After 1954, he and his wife Moscelyne Larkin, a ballerina with the same company, retired from performing. They had a child that year and moved to Tulsa, Oklahoma. Roman bought property in 1955 where his new school would be built. He built the school on his own by explaining the overall design of how he wanted his school to look and function to an architect. There they founded and directed a school and then the Tulsa Ballet in 1956. After teaching for one year, Roman started the Civic Ballet Company. The company started with only a few people, among which were Roman and his wife Moscelyne. The Tulsa Civic Ballet took about fifteen years to build up and included a president and a couple of directors. At the beginning, Roman would always bring in guest stars to his company's performances to help build up his company's reputation and develop a certain highbrow audience to fill the audience seats. In 1979, they built a new theatre for the Tulsa Civic Ballet School to perform in. The company had its premier in New York in 1983.

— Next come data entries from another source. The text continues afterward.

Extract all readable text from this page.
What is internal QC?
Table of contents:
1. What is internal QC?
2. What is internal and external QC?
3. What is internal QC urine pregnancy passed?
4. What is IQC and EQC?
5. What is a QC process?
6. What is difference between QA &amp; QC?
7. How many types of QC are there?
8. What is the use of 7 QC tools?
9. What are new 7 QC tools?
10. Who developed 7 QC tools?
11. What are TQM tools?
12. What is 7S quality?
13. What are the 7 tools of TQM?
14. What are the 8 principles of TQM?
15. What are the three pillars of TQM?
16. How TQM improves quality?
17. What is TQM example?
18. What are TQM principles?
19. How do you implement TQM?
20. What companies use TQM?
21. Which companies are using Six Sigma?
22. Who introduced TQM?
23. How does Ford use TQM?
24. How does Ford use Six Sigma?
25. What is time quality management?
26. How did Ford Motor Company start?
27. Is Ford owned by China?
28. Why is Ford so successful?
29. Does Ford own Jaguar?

Jasinski is known for having served as a model for the Walt Disney film Fantasia (1940).

==Marriage and family==
Roman first met his wife, Moscelyne Larkin, on a tour in Washington DC. Moscelyne joined the company Ballet Russe de Monte Carlo in 1940. In 1943, Roman married her while on tour in Belisarius, South America. In 1954 they had a son named, Roman Larkin Jasinski. After his son was born, Roman stopped dancing and opened a ballet school in Tulsa, since that's where Moscelyne Larkin lived, for a nice quiet life. His son was more important to him than anything else, so Roman managed to get released from all dancing contracts, having someone else take over his performing roles and transitioning to retirement. The transition from being a professional dancer to a father and teacher was not difficult for him as he had always envisioned starting the Civic Ballet to replace his dancing career.